You apparently still haven't comprehended that for a strict partitioning that obeys the Nash equilibrium, i.e. for transactions that are never allowed to cross-partitions, then the partition doesn't need a separate PoW nor separate block chain. It can be essentially merge-mined (but in the same block chain) without impacting the Nash equilibrium for the block producers. And my other point was that strict partitioning can't exist for scripting yet it can exist for asset transfers (e.g. crypto coin transactions).
I understand perfectly. Under this model, the incentive for block producers is to
exclude partitions from their blocks, because every partition they include increases the chance of their block being orphaned due to double spends. In fact, this is analogous to the problem faced by Iota.
No you don't. And you are slobbering all over the thread. I guess I have to put you on ignore again.
Excluding a partition means the coin dies and thus their block rewards become worthless. You seem to not even comprehend Nash equilibrium. Really this is getting to be too much. You constantly waste my time. And you feel no remorse.

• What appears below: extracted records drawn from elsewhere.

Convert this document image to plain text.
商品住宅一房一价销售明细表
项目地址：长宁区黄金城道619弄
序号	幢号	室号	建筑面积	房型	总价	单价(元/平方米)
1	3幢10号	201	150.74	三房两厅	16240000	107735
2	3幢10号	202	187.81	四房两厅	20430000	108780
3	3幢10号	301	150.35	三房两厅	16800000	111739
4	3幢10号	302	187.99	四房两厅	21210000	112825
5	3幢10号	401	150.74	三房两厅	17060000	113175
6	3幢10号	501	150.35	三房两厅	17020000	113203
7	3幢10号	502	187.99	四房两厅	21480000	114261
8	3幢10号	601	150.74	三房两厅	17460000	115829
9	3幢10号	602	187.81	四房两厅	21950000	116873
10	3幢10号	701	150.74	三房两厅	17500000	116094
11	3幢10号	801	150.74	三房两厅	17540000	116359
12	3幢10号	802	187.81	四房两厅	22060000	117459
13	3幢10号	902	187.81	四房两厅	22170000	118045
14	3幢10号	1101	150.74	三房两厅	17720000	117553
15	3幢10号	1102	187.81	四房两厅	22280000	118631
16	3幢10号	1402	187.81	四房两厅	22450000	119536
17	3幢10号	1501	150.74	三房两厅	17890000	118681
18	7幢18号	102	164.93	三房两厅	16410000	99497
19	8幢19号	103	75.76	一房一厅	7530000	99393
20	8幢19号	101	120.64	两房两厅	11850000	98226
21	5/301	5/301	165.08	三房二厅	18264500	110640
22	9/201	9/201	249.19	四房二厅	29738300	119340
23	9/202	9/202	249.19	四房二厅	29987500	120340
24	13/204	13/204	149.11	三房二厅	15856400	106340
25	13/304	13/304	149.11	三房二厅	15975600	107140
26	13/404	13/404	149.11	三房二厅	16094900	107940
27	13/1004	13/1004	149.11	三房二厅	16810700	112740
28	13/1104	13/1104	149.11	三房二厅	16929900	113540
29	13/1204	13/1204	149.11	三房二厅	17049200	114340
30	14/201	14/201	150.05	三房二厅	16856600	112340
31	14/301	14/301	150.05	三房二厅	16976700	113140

You apparently still haven't understood the point. The blocks are not invalid when a strict partition is invalid.
Of course one might argue that strict partitioning (thus by definition is without cross-partition transactions) is not that flexible. But nevertheless the point remains that there is a design which refutes your assumption.
A strict partition which is invalid serves no purpose that I can see?

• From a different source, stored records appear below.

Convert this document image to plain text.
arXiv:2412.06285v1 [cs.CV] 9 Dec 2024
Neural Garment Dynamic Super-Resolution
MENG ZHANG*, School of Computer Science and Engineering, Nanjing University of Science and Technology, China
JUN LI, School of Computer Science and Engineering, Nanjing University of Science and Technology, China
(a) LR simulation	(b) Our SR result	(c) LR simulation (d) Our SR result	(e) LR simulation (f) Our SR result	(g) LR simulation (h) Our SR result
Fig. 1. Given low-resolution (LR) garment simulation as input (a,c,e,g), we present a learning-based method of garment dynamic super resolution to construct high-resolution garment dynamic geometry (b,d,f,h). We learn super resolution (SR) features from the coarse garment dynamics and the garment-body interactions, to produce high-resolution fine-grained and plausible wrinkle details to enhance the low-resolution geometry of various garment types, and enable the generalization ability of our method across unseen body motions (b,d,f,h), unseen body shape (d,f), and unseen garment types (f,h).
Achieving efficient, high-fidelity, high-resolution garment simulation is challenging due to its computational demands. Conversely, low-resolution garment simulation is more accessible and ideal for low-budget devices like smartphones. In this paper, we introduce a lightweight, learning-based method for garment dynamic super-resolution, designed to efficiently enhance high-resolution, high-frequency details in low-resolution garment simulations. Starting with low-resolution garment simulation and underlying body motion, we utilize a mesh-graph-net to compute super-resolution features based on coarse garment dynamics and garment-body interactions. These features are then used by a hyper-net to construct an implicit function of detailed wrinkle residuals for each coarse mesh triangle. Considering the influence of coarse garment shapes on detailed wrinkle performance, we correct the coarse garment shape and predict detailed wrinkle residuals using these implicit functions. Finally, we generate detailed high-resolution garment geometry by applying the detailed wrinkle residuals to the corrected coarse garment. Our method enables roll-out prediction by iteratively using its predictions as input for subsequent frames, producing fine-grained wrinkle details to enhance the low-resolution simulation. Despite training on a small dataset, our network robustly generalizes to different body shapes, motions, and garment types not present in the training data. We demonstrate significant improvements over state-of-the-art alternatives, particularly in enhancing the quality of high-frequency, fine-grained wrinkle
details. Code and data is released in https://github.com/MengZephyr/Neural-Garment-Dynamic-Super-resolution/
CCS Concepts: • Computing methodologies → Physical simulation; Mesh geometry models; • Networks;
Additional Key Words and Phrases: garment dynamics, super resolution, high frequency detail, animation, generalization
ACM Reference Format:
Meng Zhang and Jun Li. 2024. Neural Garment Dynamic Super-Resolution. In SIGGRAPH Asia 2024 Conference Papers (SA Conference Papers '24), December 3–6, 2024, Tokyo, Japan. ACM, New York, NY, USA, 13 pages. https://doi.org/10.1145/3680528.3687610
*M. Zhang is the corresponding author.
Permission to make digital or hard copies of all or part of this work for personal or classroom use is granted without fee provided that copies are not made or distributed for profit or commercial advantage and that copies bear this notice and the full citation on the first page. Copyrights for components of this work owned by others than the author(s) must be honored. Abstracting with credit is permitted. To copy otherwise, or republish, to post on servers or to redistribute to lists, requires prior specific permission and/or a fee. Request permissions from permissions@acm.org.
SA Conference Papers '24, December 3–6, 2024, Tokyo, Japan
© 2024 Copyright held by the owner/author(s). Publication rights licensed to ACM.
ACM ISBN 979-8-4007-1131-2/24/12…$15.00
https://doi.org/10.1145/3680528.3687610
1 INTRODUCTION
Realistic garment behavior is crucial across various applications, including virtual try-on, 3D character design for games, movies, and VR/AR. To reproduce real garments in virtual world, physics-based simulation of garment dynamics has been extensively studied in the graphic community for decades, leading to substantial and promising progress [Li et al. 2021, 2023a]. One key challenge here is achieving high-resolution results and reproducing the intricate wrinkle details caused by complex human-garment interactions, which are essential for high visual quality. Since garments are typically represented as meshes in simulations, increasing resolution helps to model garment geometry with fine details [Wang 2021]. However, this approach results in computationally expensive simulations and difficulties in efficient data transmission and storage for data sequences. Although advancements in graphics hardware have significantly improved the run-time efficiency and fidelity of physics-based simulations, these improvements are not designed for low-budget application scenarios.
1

You seem to be incapable of remembering anything I write:
The case of strict partioning which I explained upthread does not cause the block to be invalidated if the partition lied (and I think I explained in my video too)! Did you forget that again. Do I need to go quote that upthread statement by me again! Because the partitions are independent, thus a partion can be invalidated without needing to invalidate the entire block (i.e. the next block corrects the partition in the prior block by providing a proof-of-cheating).